Nell’adolescenza il puro istinto prende la forma della deliziata e sfrenata scoperta dell’eros e della sua pratica, intanto da sola, e poi con chi, più avanti, le regalerà “furiosi sobbalzi”. La sua totale sospensione di giudizio, o meglio assenza di giudizio, ci fa osservare il miracolo di cosa si può essere, fare, diventare, senza condizionamenti: i furiosi sobbalzi non hanno nulla di scandaloso, il piacere che danno ha lo stesso candore del pain au chocolat, che pure più avanti Bella adorerà… solo che è mooooolto più forte!
In realtà un condizionamento, uno solo ma enorme, c’è: Godwin non vuole che Bella vada oltre le pareti della grande casa in cui vivono; il motivo, nascosto, è che qualcuno potrebbe riconoscere la donna che lei era nella sua vita precedente. Quando però ottiene quel che vuole e vede (sia pure con le dovute precauzioni adottate da Godwin) gli alberi, i prati, le strade con donne e uomini di cui nemmeno ipotizzava l’esistenza, Bella viene travolta dalla fame di conoscenza e decide di partire per scoprire il mondo. Mica scappa: lei non deve chiedere il permesso, semplicemente comunica che partirà. Non c’è da preoccuparsi, no, tornerà. Ma ora ha questa urgenza.

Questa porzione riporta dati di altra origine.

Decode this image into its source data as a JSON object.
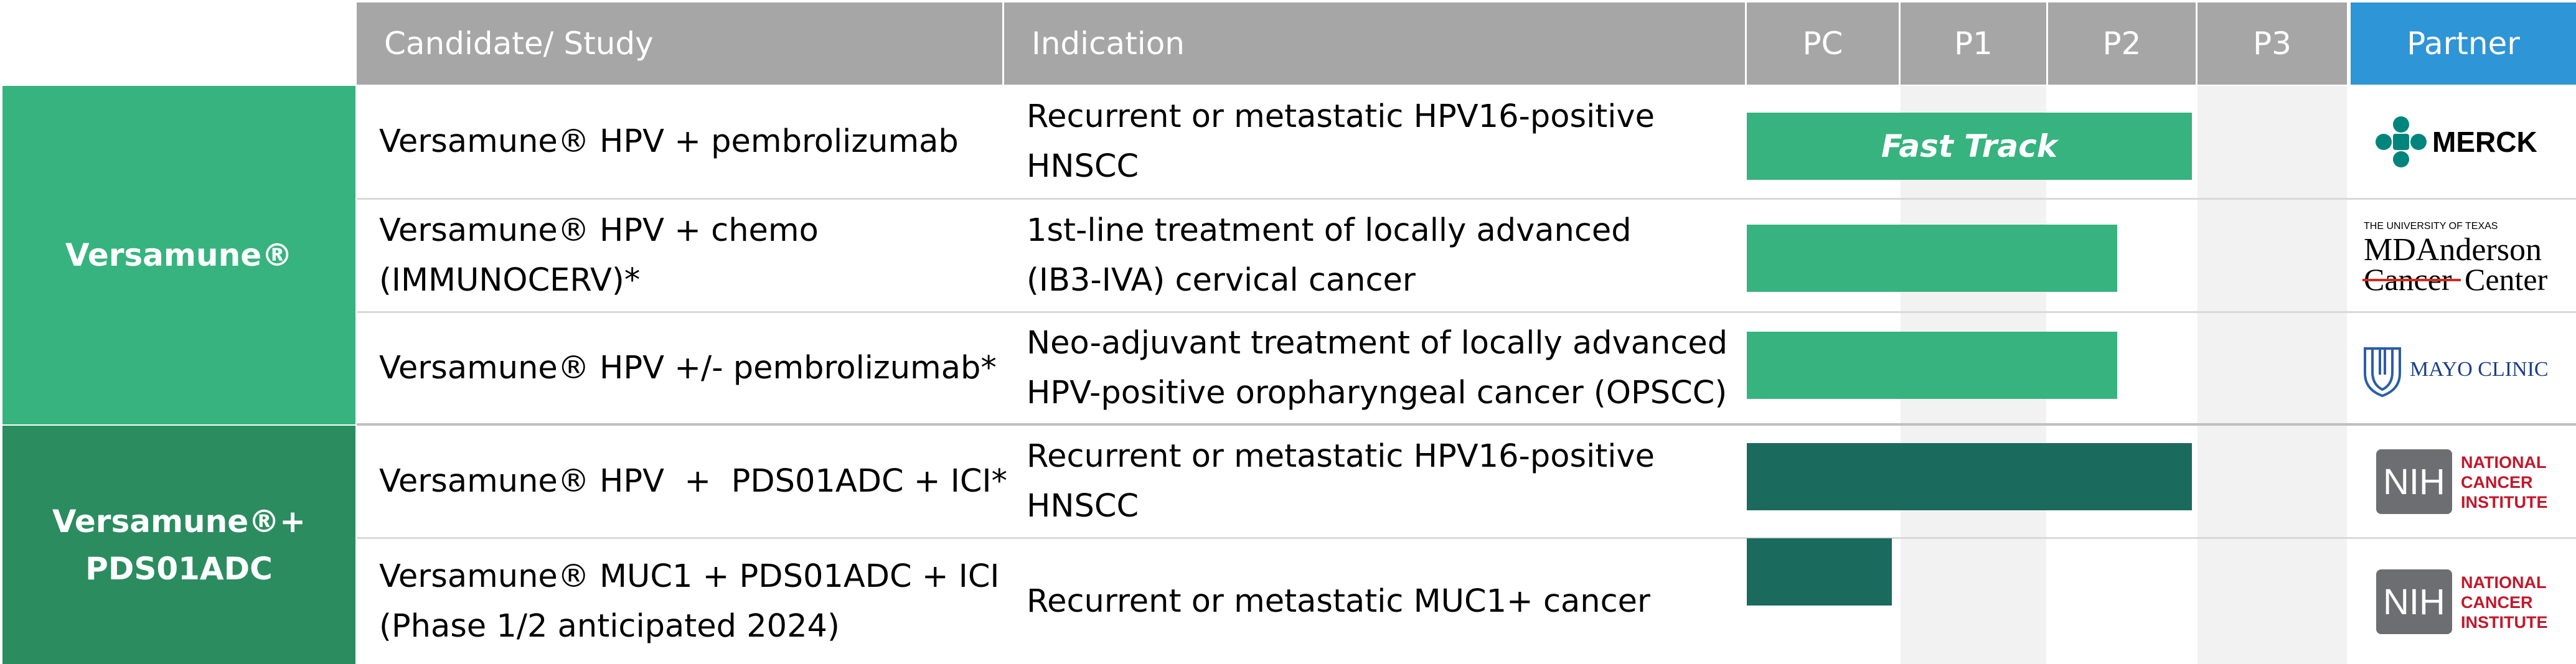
{
  "header": {
    "candidate": "Candidate/ Study",
    "indication": "Indication",
    "phases": [
      "PC",
      "P1",
      "P2",
      "P3"
    ],
    "partner": "Partner"
  },
  "groups": [
    {
      "label": "Versamune®"
    },
    {
      "label": "Versamune®+\nPDS01ADC"
    }
  ],
  "rows": [
    {
      "study": "Versamune® HPV + pembrolizumab",
      "indication": "Recurrent or metastatic HPV16-positive\nHNSCC",
      "bar_label": "Fast Track"
    },
    {
      "study": "Versamune® HPV + chemo\n(IMMUNOCERV)*",
      "indication": "1st-line treatment of locally advanced\n(IB3-IVA) cervical cancer",
      "bar_label": ""
    },
    {
      "study": "Versamune® HPV +/- pembrolizumab*",
      "indication": "Neo-adjuvant treatment of locally advanced\nHPV-positive oropharyngeal cancer (OPSCC)",
      "bar_label": ""
    },
    {
      "study": "Versamune® HPV  +  PDS01ADC + ICI*",
      "indication": "Recurrent or metastatic HPV16-positive\nHNSCC",
      "bar_label": ""
    },
    {
      "study": "Versamune® MUC1 + PDS01ADC + ICI\n(Phase 1/2 anticipated 2024)",
      "indication": "Recurrent or metastatic MUC1+ cancer",
      "bar_label": ""
    }
  ],
  "logos": {
    "merck": "MERCK",
    "mda_small": "THE UNIVERSITY OF TEXAS",
    "mda_line1": "MDAnderson",
    "mda_line2a": "Cancer",
    "mda_line2b": "Center",
    "mayo": "MAYO CLINIC",
    "nih_box": "NIH",
    "nih_text1": "NATIONAL",
    "nih_text2": "CANCER",
    "nih_text3": "INSTITUTE"
  },
  "colors": {
    "header_gray": "#a6a6a6",
    "partner_blue": "#2e95d6",
    "group1_green": "#36b37e",
    "group2_green": "#2a8c5f",
    "bar_light": "#36b37e",
    "bar_dark": "#1a6b5e"
  },
  "chart_data": {
    "type": "bar",
    "orientation": "horizontal",
    "categories": [
      "Versamune® HPV + pembrolizumab",
      "Versamune® HPV + chemo (IMMUNOCERV)*",
      "Versamune® HPV +/- pembrolizumab*",
      "Versamune® HPV + PDS01ADC + ICI*",
      "Versamune® MUC1 + PDS01ADC + ICI (Phase 1/2 anticipated 2024)"
    ],
    "x_axis_stages": [
      "PC",
      "P1",
      "P2",
      "P3"
    ],
    "progress_end_stage_units": [
      3.0,
      2.5,
      2.5,
      3.0,
      1.0
    ],
    "bar_colors": [
      "#36b37e",
      "#36b37e",
      "#36b37e",
      "#1a6b5e",
      "#1a6b5e"
    ],
    "xlim": [
      0,
      4
    ],
    "title": "",
    "xlabel": "",
    "ylabel": ""
  }
}
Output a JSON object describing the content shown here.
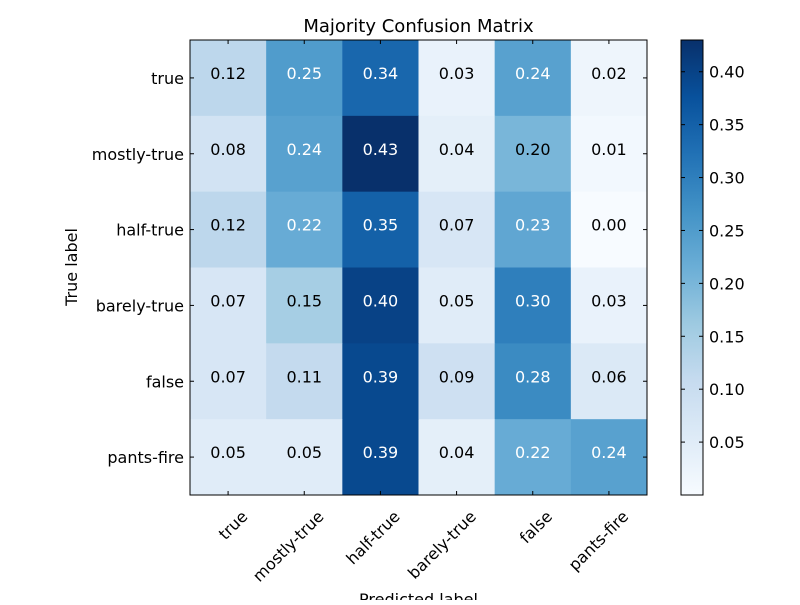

Ed è qui che si passa dal bianco e nero (con scene in fisheye che producono un effetto tra il voyeuristico e il claustrofobico) ai colori accesi, saturi, di vita che esplode. Qui e per tutta la durata del film, regia, sceneggiatura, scenografie e fotografia si fondono creando un contesto visionario e un ritmo travolgente.
Ormai Bella è adulta e d’improvviso ci rendiamo conto che non ci siamo accorti di come, di quando abbia migliorato tanto la camminata, la postura, il modo di parlare, che è sempre “bizzarro” ma quasi forbito. Emma Stone è brava in modo impressionante nel non farci avvertire soluzioni di continuità, così come è brava (pare una contraddizione) a cambiare tantissimo. La scena del ballo è impagabile, magistrale.
È vero, è un’adulta, ma un’adulta giovane che ha ancora tanto da imparare: un’esperienza dopo l’altra (come la conoscenza del dolore o l’esperimento di vivere senza agi, così come tanta lettura), Bella forma il suo sistema di valori, profondamente razionale, ed è sulla base di quello che valuta cosa è bene e cosa è male; sperimenta, sperimenta, sperimenta, seguendo le orme del “padre” Godwin, affinando l’ingegno e la sensibilità e trovando sempre la soluzione.
E alla fine la soluzione è proprio lei, Bella, determinata e autodeterminata.